USD: United States dollars; Australia also has a dollar

private sector / public sector: This is a common division of the economy into everything that is privately owned and everything owned by the government. Employment in the private sector includes working in a business, store or farm; employment in the public sector means working for the government as an official, police officer, teacher, etc.

exacerbate: make worse

Tuvalu faces serious challenges. There are few natural resources and almost no sources of outside income. Many people work abroad, especially on ships or in phosphate mining in Nauru and Kiribati. Students should grasp that the government of Tuvalu cannot do more for its people because it has almost no way to generate income. Donations, particularly from Australia and New Zealand, have been supporting the Tuvaluan government since the late 1970s. You may wish to help students analyze the diplomatic language Australian officials use. The unspoken message is that Australia will help fortify Tuvalu so that the Tuvaluans can stay on their islands rather than immigrate to Australia.

Tuvalu, formerly known as the Ellice Islands, is located midway between Hawaii and Australia in the South Pacific Ocean. ... Tuvalu became independent from the United Kingdom in October 1978. ...

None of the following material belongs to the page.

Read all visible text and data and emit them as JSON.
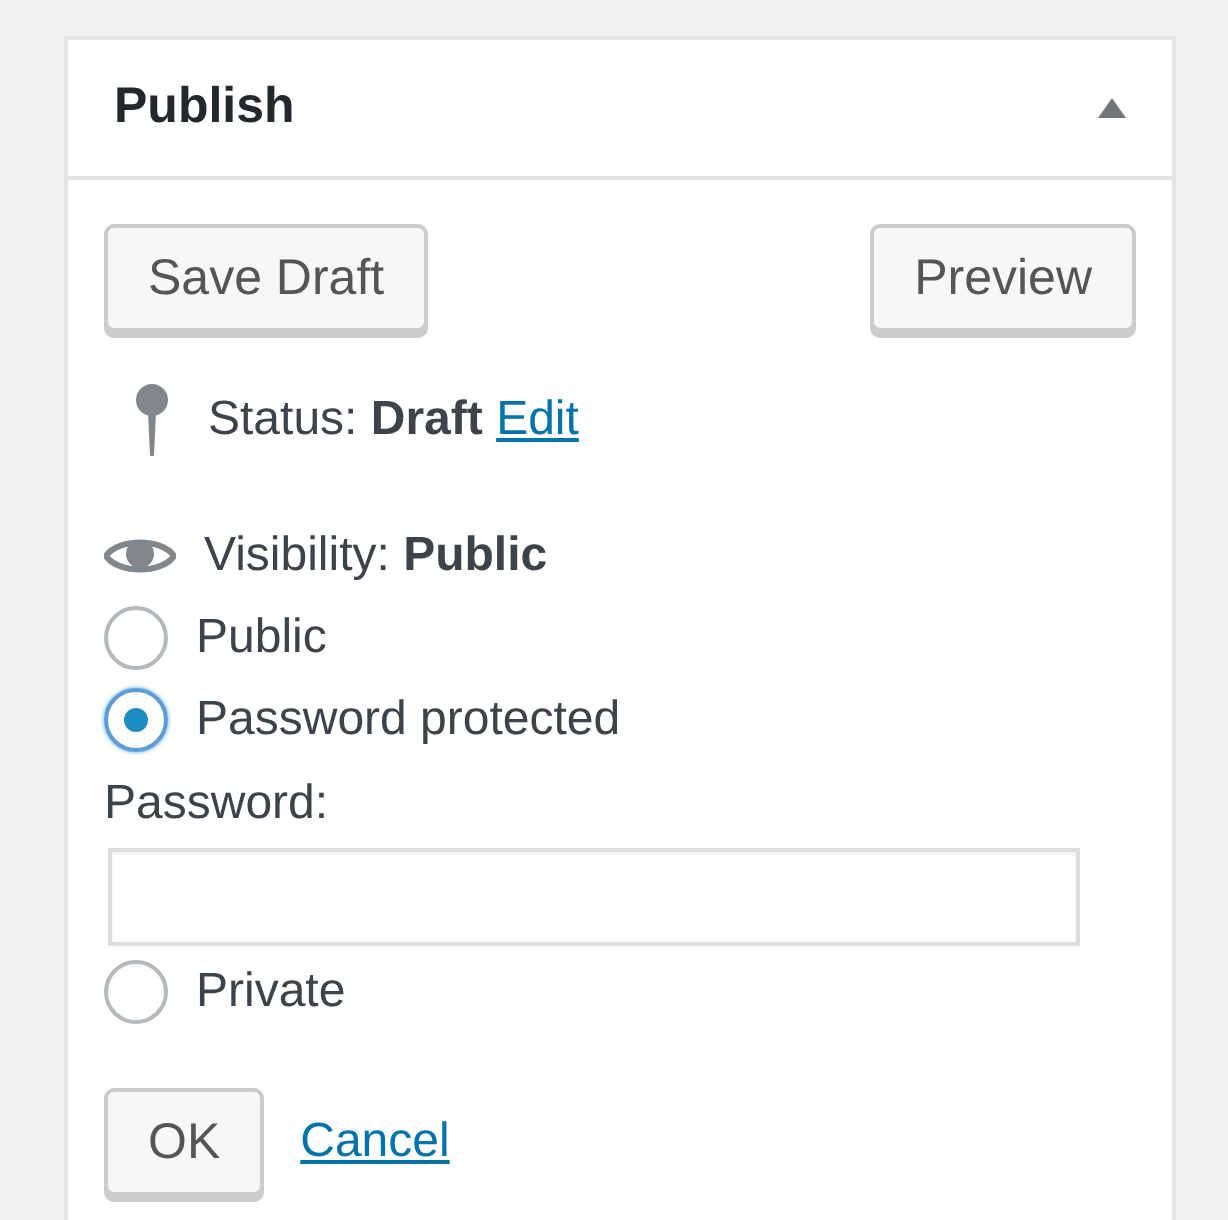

Most of Tuvalu's population is involved in subsistence fishing and agriculture. Remittances from seafarers working on overseas vessels are a significant (but declining) source of income for many families. The formal economy is dominated by government activity. Fishing licenses and marketing of Tuvalu's internet domain name '.tv' contribute to government revenue. ...

Development Assistance in Tuvalu

Australia has a longstanding relationship with Tuvalu based on shared development and security goals. Australia is one of the largest bilateral aid donors to Tuvalu and is committed to strengthening Tuvalu's economic and environmental resilience through our aid program. ...

Tuvalu's prospects for economic growth are constrained by its distance from markets, small and dispersed population and vulnerability to both economic and environmental shocks. Gross national income per capita is USD5,840 per annum and Tuvalu has limited options to generate revenue. ...
The private sector is small and offers limited employment opportunities. Tuvaluans rely primarily on the public sector as their principal source of employment. Tuvalu also faces development challenges arising from limited education opportunities, and modest natural resources. Climate change impacts will exacerbate these development challenges.